If batch.input.overflow is emitted at all, arroyo ran out of memory for batching and started breaking up your batches into smaller ones. You want to increase input_block_size in response. Note that when you do this, you may have to re-tweak max_batch_size and max_batch_time, as you were never hitting those configured limits before. Input overflow is not really all that expensive in Arroyo, but since it affects how batching works it can still make performance tuning of your consumer more confusing. Best to avoid it anyway.

If batch.output.overflow is emitted at all, arroyo ran out of memory when fetching the data from subprocesses, and so the response from subprocesses to the main processes is chunked. Output overflow is very expensive, and you want to avoid it. Increase output_block_size in response.

If batch.backpressure is continuously emitted, you are not bottlenecked on multiprocessing at all, but instead the next strategy can’t keep up and is applying backpressure. You can likely reduce num_processes and won’t notice a performance regression.

How to tune your consumer

Note that it doesn’t make sense to fix output overflow without fixing input overflow first. If you increase output block size to get rid of output overflows, then increase input block size, your effective batch size may increase to a point where you encounter output overflow again. If you encounter a lot of issues at once, best to fix them in this order:

  1. First, tune input_block_size to fix input overflow. This will increase average/effective batch size. Alternatively, set it to None (default) to let arroyo auto-tune it.

  2. Then, tune max_batch_size and max_batch_time so that you get the highest throughput. Test this by running your consumer on a backlog of messages and look at consumer offset rate (vs broker/total offset rate), or time it takes to get consumer lag back to normal. For as long as you have enough RAM, increment it in large steps (like 2x) and fine-tune afterwards.
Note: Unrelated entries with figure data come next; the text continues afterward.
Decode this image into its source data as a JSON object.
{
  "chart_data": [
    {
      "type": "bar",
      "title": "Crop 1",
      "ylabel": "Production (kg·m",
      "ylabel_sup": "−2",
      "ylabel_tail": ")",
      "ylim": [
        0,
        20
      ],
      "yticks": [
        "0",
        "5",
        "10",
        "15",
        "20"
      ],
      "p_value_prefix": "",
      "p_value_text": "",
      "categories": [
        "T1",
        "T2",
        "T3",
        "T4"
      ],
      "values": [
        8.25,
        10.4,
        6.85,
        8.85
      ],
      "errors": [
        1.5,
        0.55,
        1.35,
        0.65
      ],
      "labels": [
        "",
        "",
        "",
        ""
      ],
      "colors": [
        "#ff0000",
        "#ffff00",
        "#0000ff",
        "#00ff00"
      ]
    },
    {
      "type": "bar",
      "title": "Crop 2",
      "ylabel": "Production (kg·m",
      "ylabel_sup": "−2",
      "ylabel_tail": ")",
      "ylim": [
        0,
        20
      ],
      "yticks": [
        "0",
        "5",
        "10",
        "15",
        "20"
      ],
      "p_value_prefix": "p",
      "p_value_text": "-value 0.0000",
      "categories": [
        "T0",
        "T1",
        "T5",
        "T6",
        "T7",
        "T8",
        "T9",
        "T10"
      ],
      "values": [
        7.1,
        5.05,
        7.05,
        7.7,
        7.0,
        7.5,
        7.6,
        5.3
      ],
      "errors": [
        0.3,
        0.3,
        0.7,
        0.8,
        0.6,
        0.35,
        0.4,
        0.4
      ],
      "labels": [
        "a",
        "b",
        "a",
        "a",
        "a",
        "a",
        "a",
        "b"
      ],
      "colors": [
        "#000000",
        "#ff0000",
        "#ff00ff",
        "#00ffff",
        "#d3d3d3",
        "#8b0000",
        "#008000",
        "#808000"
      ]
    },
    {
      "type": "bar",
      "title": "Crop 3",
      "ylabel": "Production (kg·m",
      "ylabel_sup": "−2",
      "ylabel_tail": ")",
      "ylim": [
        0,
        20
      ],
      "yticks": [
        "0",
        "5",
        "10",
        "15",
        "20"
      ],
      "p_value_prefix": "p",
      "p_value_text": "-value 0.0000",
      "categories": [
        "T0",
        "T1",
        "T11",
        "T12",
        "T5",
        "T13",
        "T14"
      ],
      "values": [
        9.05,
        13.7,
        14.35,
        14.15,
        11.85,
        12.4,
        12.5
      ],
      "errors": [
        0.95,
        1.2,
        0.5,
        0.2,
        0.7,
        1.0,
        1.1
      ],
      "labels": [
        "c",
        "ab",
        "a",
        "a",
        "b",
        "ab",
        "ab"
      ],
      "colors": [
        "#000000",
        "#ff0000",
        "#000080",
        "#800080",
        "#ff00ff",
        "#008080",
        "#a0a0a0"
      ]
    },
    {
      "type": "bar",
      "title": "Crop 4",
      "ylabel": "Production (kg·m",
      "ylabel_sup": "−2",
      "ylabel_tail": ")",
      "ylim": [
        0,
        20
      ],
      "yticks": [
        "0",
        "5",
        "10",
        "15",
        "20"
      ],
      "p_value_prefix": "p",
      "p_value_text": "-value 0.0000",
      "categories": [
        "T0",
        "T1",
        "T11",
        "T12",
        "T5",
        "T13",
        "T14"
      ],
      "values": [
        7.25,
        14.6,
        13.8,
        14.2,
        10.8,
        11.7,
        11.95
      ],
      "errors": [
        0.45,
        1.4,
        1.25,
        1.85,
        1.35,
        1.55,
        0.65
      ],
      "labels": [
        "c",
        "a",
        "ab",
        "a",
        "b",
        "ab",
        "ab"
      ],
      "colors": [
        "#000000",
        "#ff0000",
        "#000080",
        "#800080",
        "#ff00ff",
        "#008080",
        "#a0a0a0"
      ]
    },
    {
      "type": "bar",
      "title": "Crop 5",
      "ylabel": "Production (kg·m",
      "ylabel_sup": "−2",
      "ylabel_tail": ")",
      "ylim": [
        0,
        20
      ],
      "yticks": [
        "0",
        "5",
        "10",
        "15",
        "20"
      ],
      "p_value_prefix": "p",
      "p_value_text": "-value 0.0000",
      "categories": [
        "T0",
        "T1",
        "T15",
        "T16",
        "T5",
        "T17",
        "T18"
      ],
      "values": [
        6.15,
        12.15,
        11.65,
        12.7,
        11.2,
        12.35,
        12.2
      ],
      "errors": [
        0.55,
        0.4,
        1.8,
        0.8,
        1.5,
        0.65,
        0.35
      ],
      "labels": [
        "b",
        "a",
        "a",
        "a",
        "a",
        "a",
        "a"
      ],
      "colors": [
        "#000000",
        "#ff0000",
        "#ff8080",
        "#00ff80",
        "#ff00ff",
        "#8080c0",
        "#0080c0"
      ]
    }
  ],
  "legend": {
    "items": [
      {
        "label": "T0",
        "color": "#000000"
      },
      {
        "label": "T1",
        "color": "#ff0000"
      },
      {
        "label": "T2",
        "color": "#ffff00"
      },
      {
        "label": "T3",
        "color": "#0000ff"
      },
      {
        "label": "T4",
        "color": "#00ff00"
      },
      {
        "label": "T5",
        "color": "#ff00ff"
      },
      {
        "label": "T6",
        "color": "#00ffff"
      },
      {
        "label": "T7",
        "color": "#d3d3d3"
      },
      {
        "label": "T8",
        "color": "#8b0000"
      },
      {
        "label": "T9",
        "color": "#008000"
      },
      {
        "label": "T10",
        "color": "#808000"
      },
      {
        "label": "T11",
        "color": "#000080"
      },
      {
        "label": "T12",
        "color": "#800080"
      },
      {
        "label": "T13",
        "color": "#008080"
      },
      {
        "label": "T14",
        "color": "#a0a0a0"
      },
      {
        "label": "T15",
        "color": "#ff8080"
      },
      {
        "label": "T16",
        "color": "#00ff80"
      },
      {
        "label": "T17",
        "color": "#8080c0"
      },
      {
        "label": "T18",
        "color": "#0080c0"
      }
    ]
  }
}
  3. Then, tune output_block_size to fix output overflow. If in your previous tests there was a lot of output overflow, this will remove a lot of CPU load from your consumer and potentially also increase throughput.

  4. Now take a look at the batch.backpressure metric. If it is emitted, you need to optimize the next strategy (next_step) because that’s what you’re bottlenecked on. If it is not emitted, you may need to increase num_processes or increase batch size, so that RunTaskWithMultiprocessing itself is not the bottleneck.